I've attached a patch removing the assertion.

Regards,


--
Masahiko Sawada
EDB:  https://www.enterprisedb.com/

Attachment
On Thu, May 6, 2021 at 6:11 PM Masahiko Sawada <sawada.mshk@gmail.com> wrote:
> Since we set all_visible_according_to_vm before acquiring the buffer
> lock it's likely to happen that the page gets modified and all-visible
> bit is cleared after setting true to all_visible_according_to_vm. This
> assertion can easily be reproduced by adding a delay before the buffer
> lock and invoking autovacuums frequently:
>

Your analysis seems correct to me that before we acquire the page the
someone can modify it.  So this assertion is not correct.

-- 
Regards,
Dilip Kumar
EnterpriseDB: http://www.enterprisedb.com



Hi,

On 2021-05-06 21:40:18 +0900, Masahiko Sawada wrote:
> Since we set all_visible_according_to_vm before acquiring the buffer
> lock it's likely to happen that the page gets modified and all-visible
> bit is cleared after setting true to all_visible_according_to_vm. This
> assertion can easily be reproduced by adding a delay before the buffer
> lock and invoking autovacuums frequently:

> So we should recheck also visibility map bit there but I think we can
> remove this assertion since we already do that in later code and we
> don’t treat this case as a should-not-happen case:
>
>         /*
>          * As of PostgreSQL 9.2, the visibility map bit should never be set if
>          * the page-level bit is clear.  However, it's possible that the bit
>          * got cleared after we checked it and before we took the buffer
>          * content lock, so we must recheck before jumping to the conclusion
>          * that something bad has happened.
>          */
>         else if (all_visible_according_to_vm && !PageIsAllVisible(page)
>                  && VM_ALL_VISIBLE(vacrel->rel, blkno, &vmbuffer))
>         {
>             elog(WARNING, "page is not marked all-visible but
> visibility map bit is set in relation \"%s\" page %u",
>                  vacrel->relname, blkno);
>             visibilitymap_clear(vacrel->rel, blkno, vmbuffer,
>                                 VISIBILITYMAP_VALID_BITS);
>         }
>
> I've attached a patch removing the assertion.

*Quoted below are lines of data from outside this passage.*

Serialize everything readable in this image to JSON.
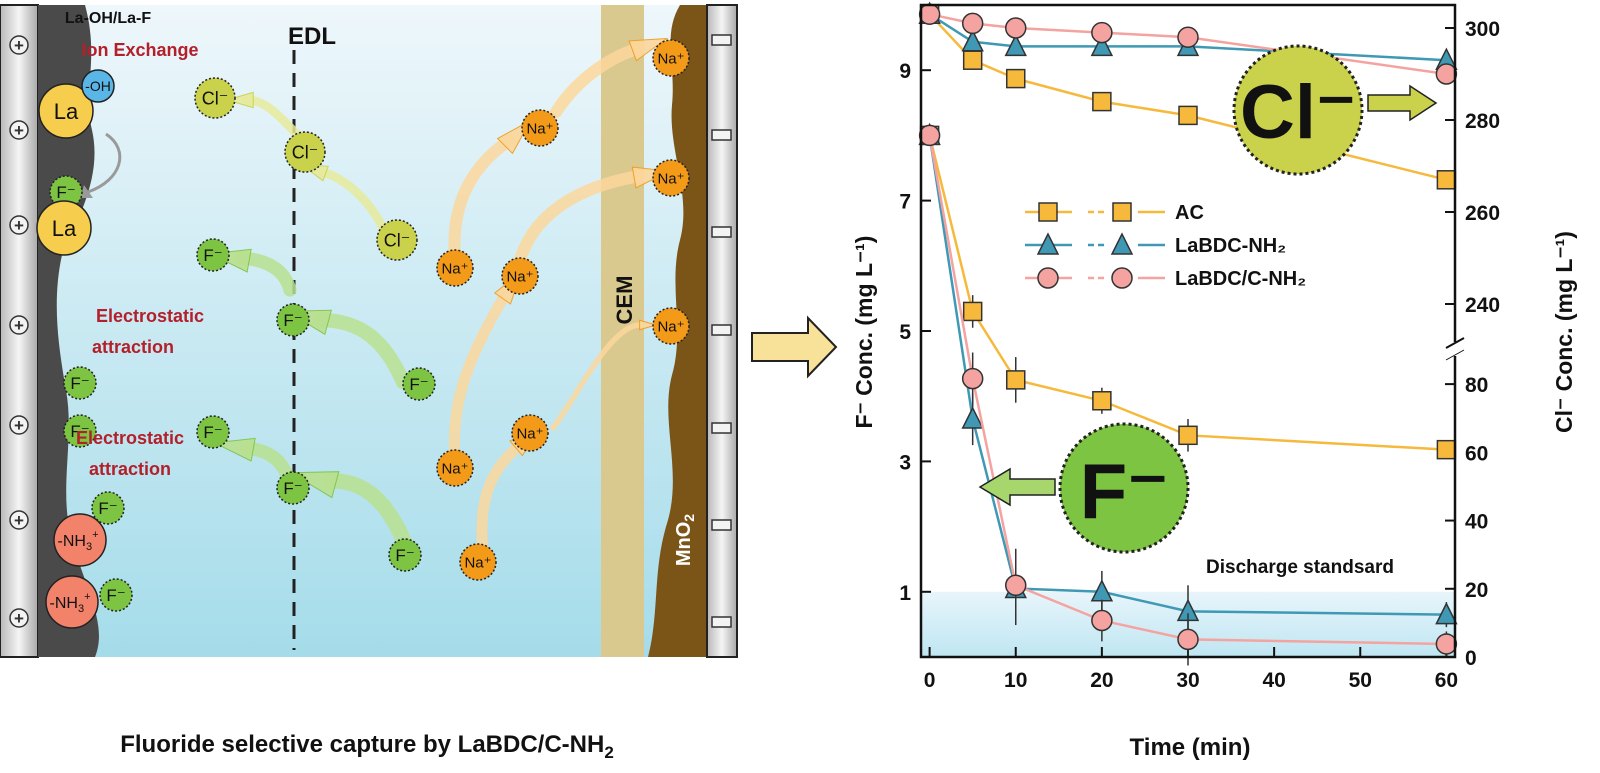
{
  "schematic": {
    "title_main": "Fluoride selective capture by LaBDC/C-NH",
    "title_sub": "2",
    "la_label": "La-OH/La-F",
    "ion_exchange": "Ion Exchange",
    "edl": "EDL",
    "electrostatic_line1": "Electrostatic",
    "electrostatic_line2": "attraction",
    "cem": "CEM",
    "mno2_main": "MnO",
    "mno2_sub": "2",
    "la": "La",
    "oh": "-OH",
    "f_ion": "F⁻",
    "cl_ion": "Cl⁻",
    "na_ion": "Na⁺",
    "nh3_prefix": "-NH",
    "nh3_sub": "3",
    "nh3_sup": "+",
    "plus_sign": "+",
    "minus_sign": "−",
    "colors": {
      "f_green": "#7dc443",
      "cl_yellow": "#c9d24a",
      "na_orange": "#f39a18",
      "la_yellow": "#f6cd4d",
      "oh_blue": "#5ab6e6",
      "nh3_salmon": "#f3826b",
      "electrode_dark": "#4a4a4a",
      "mno2_brown": "#7b5418",
      "cem_tan": "#d9c98e"
    }
  },
  "chart_data": {
    "type": "line",
    "x": [
      0,
      5,
      10,
      20,
      30,
      60
    ],
    "xlabel": "Time (min)",
    "ylabel_left": "F⁻ Conc. (mg L⁻¹)",
    "ylabel_right": "Cl⁻ Conc. (mg L⁻¹)",
    "xticks": [
      0,
      10,
      20,
      30,
      40,
      50,
      60
    ],
    "left_yticks": [
      1,
      3,
      5,
      7,
      9
    ],
    "left_ylim": [
      0,
      10
    ],
    "right_yticks_lower": [
      0,
      20,
      40,
      60,
      80
    ],
    "right_yticks_upper": [
      240,
      260,
      280,
      300
    ],
    "right_ylim_lower": [
      0,
      90
    ],
    "right_ylim_upper": [
      230,
      305
    ],
    "discharge_standard": {
      "label": "Discharge standsard",
      "value": 1.0
    },
    "big_labels": {
      "cl": "Cl⁻",
      "f": "F⁻"
    },
    "series_f": [
      {
        "name": "AC",
        "marker": "square",
        "color": "#f6b93b",
        "values": [
          8.0,
          5.3,
          4.25,
          3.93,
          3.4,
          3.18
        ]
      },
      {
        "name": "LaBDC-NH₂",
        "marker": "triangle",
        "color": "#3f99b5",
        "values": [
          8.0,
          3.65,
          1.05,
          1.0,
          0.7,
          0.65
        ]
      },
      {
        "name": "LaBDC/C-NH₂",
        "marker": "circle",
        "color": "#f4a3a0",
        "values": [
          8.0,
          4.27,
          1.1,
          0.56,
          0.27,
          0.2
        ]
      }
    ],
    "series_cl": [
      {
        "name": "AC",
        "values": [
          303,
          293,
          289,
          284,
          281,
          267
        ]
      },
      {
        "name": "LaBDC-NH₂",
        "values": [
          303,
          297,
          296,
          296,
          296,
          293
        ]
      },
      {
        "name": "LaBDC/C-NH₂",
        "values": [
          303,
          301,
          300,
          299,
          298,
          290
        ]
      }
    ]
  }
}
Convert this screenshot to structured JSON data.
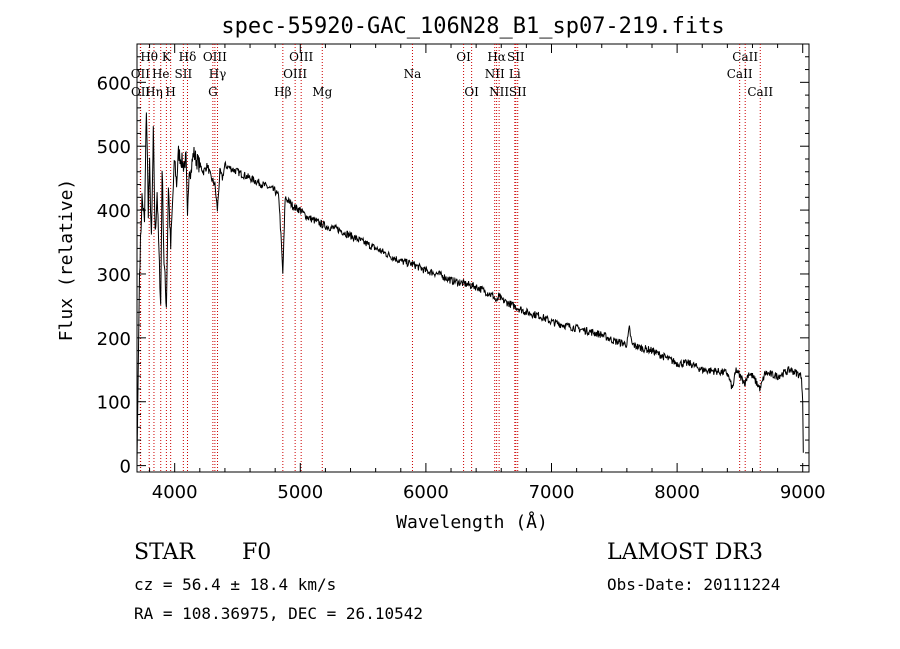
{
  "chart_data": {
    "type": "line",
    "title": "spec-55920-GAC_106N28_B1_sp07-219.fits",
    "xlabel": "Wavelength (Å)",
    "ylabel": "Flux (relative)",
    "xlim": [
      3700,
      9050
    ],
    "ylim": [
      -10,
      660
    ],
    "xticks": [
      4000,
      5000,
      6000,
      7000,
      8000,
      9000
    ],
    "yticks": [
      0,
      100,
      200,
      300,
      400,
      500,
      600
    ],
    "series": [
      {
        "name": "flux",
        "x": [
          3700,
          3720,
          3740,
          3760,
          3775,
          3790,
          3800,
          3815,
          3830,
          3845,
          3860,
          3875,
          3889,
          3900,
          3915,
          3934,
          3950,
          3968,
          3985,
          4000,
          4015,
          4030,
          4050,
          4070,
          4090,
          4102,
          4115,
          4130,
          4150,
          4170,
          4200,
          4230,
          4260,
          4290,
          4320,
          4340,
          4360,
          4380,
          4400,
          4450,
          4500,
          4550,
          4600,
          4650,
          4700,
          4750,
          4800,
          4830,
          4861,
          4880,
          4900,
          4950,
          5000,
          5050,
          5100,
          5150,
          5200,
          5300,
          5400,
          5500,
          5600,
          5700,
          5800,
          5900,
          6000,
          6100,
          6200,
          6300,
          6400,
          6500,
          6540,
          6563,
          6580,
          6600,
          6650,
          6700,
          6750,
          6800,
          6900,
          7000,
          7100,
          7200,
          7300,
          7400,
          7500,
          7600,
          7620,
          7640,
          7700,
          7800,
          7900,
          8000,
          8100,
          8200,
          8300,
          8400,
          8440,
          8470,
          8500,
          8542,
          8570,
          8600,
          8662,
          8700,
          8800,
          8900,
          8950,
          8990,
          9000,
          9005
        ],
        "values": [
          5,
          300,
          420,
          380,
          560,
          400,
          470,
          350,
          520,
          360,
          430,
          330,
          250,
          470,
          320,
          250,
          440,
          340,
          420,
          480,
          440,
          490,
          480,
          470,
          480,
          380,
          470,
          460,
          490,
          480,
          470,
          460,
          470,
          450,
          440,
          400,
          460,
          450,
          470,
          465,
          460,
          455,
          450,
          445,
          440,
          435,
          430,
          420,
          300,
          420,
          415,
          405,
          400,
          390,
          385,
          380,
          375,
          370,
          360,
          350,
          340,
          330,
          320,
          315,
          305,
          300,
          290,
          285,
          280,
          270,
          265,
          255,
          265,
          260,
          255,
          250,
          245,
          240,
          235,
          225,
          220,
          215,
          210,
          205,
          195,
          190,
          215,
          190,
          185,
          180,
          170,
          160,
          160,
          150,
          148,
          145,
          120,
          150,
          140,
          130,
          145,
          140,
          120,
          145,
          140,
          150,
          145,
          140,
          100,
          20
        ]
      }
    ],
    "lines": [
      {
        "label": "Hθ",
        "x": 3797,
        "row": 1
      },
      {
        "label": "OII",
        "x": 3727,
        "row": 2
      },
      {
        "label": "OII",
        "x": 3729,
        "row": 3
      },
      {
        "label": "Hη",
        "x": 3835,
        "row": 3
      },
      {
        "label": "He",
        "x": 3889,
        "row": 2
      },
      {
        "label": "K",
        "x": 3934,
        "row": 1
      },
      {
        "label": "H",
        "x": 3968,
        "row": 3
      },
      {
        "label": "SII",
        "x": 4069,
        "row": 2
      },
      {
        "label": "Hδ",
        "x": 4102,
        "row": 1
      },
      {
        "label": "OIII",
        "x": 4320,
        "row": 1
      },
      {
        "label": "Hγ",
        "x": 4341,
        "row": 2
      },
      {
        "label": "G",
        "x": 4304,
        "row": 3
      },
      {
        "label": "Hβ",
        "x": 4861,
        "row": 3
      },
      {
        "label": "OIII",
        "x": 5007,
        "row": 1
      },
      {
        "label": "OIII",
        "x": 4959,
        "row": 2
      },
      {
        "label": "Mg",
        "x": 5175,
        "row": 3
      },
      {
        "label": "Na",
        "x": 5893,
        "row": 2
      },
      {
        "label": "OI",
        "x": 6300,
        "row": 1
      },
      {
        "label": "OI",
        "x": 6364,
        "row": 3
      },
      {
        "label": "Hα",
        "x": 6563,
        "row": 1
      },
      {
        "label": "NII",
        "x": 6548,
        "row": 2
      },
      {
        "label": "NII",
        "x": 6583,
        "row": 3
      },
      {
        "label": "SII",
        "x": 6716,
        "row": 1
      },
      {
        "label": "Li",
        "x": 6708,
        "row": 2
      },
      {
        "label": "SII",
        "x": 6731,
        "row": 3
      },
      {
        "label": "CaII",
        "x": 8542,
        "row": 1
      },
      {
        "label": "CaII",
        "x": 8498,
        "row": 2
      },
      {
        "label": "CaII",
        "x": 8662,
        "row": 3
      }
    ]
  },
  "info": {
    "class_label": "STAR",
    "subclass": "F0",
    "survey": "LAMOST DR3",
    "cz": "cz = 56.4 ± 18.4 km/s",
    "obs_date": "Obs-Date: 20111224",
    "coords": "RA = 108.36975, DEC =  26.10542"
  }
}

I think it'd be a good idea to audit the other uses of
all_visible_according_to_vm to make sure there's no issues there. Can't
this e.g. make us miss setting all-visible in

        /*
         * Handle setting visibility map bit based on what the VM said about
         * the page before pruning started, and using prunestate
         */
        if (!all_visible_according_to_vm && prunestate.all_visible)

Perhaps we should update all_visible_according_to_vm after locking the
buffer, if PageIsAllVisible(page) is true?

Greetings,

Andres Freund



On Thu, May 6, 2021 at 5:40 AM Masahiko Sawada <sawada.mshk@gmail.com> wrote:
> I've attached a patch removing the assertion.

Pushed that just now -- thanks!

-- 
Peter Geoghegan



On Thu, May 6, 2021 at 12:32 PM Andres Freund <andres@anarazel.de> wrote:
> I think it'd be a good idea to audit the other uses of
> all_visible_according_to_vm to make sure there's no issues there. Can't
> this e.g. make us miss setting all-visible in
>
>                 /*
>                  * Handle setting visibility map bit based on what the VM said about
>                  * the page before pruning started, and using prunestate
>                  */
>                 if (!all_visible_according_to_vm && prunestate.all_visible)

I don't think so, because it's the inverse case -- the condition that
you quote is concerned with the case where we found the VM all_visible
bit to not be set earlier, and then found that we could set it now.

The assertion failed because the VM's all_visible bit was set
initially, but concurrently unset by some other backend. The
all_visible_according_to_vm tracking variable became stale, so it
wasn't correct to expect current information from prunestate to agree
that the page is still all_visible.

High level philosophical observation: This reminds me of another way
in which things are too tightly coupled in VACUUM. It's really a pity
that the visibility map's all_visible bit serves two purposes -- it
remembers pages that VACUUM doesn't have to visit (except perhaps if
it's an aggressive VACUUM), and is also used for index-only scans. If
it was just used for index-only scans then I don't think it would be
necessary for a HOT update to unset a page's all_visible bit. Since a
HOT chain's members are always versions of the same logical row, there
is no reason why an index-only scan needs to care which precise
version is actually visible to its MVCC snapshot (once we know that
there must be exactly one version from each HOT chain).

-- 
Peter Geoghegan



Hi,

On 2021-05-06 13:35:56 -0700, Peter Geoghegan wrote:
> On Thu, May 6, 2021 at 12:32 PM Andres Freund <andres@anarazel.de> wrote:
> > I think it'd be a good idea to audit the other uses of
> > all_visible_according_to_vm to make sure there's no issues there. Can't
> > this e.g. make us miss setting all-visible in
> >
> >                 /*
> >                  * Handle setting visibility map bit based on what the VM said about
> >                  * the page before pruning started, and using prunestate
> >                  */
> >                 if (!all_visible_according_to_vm && prunestate.all_visible)
> 
> I don't think so, because it's the inverse case -- the condition that
> you quote is concerned with the case where we found the VM all_visible
> bit to not be set earlier, and then found that we could set it now.

Uh, yes, that is exactly my point. Because all_visible_according_to_vm
is "falsely true", we'll not enter this branch, even though we actually
would want to mark it all visible again. If we did update
all_visible_according_to_vm after acquiring the content lock, we would
have entered this branch, no?

Greetings,

Andres Freund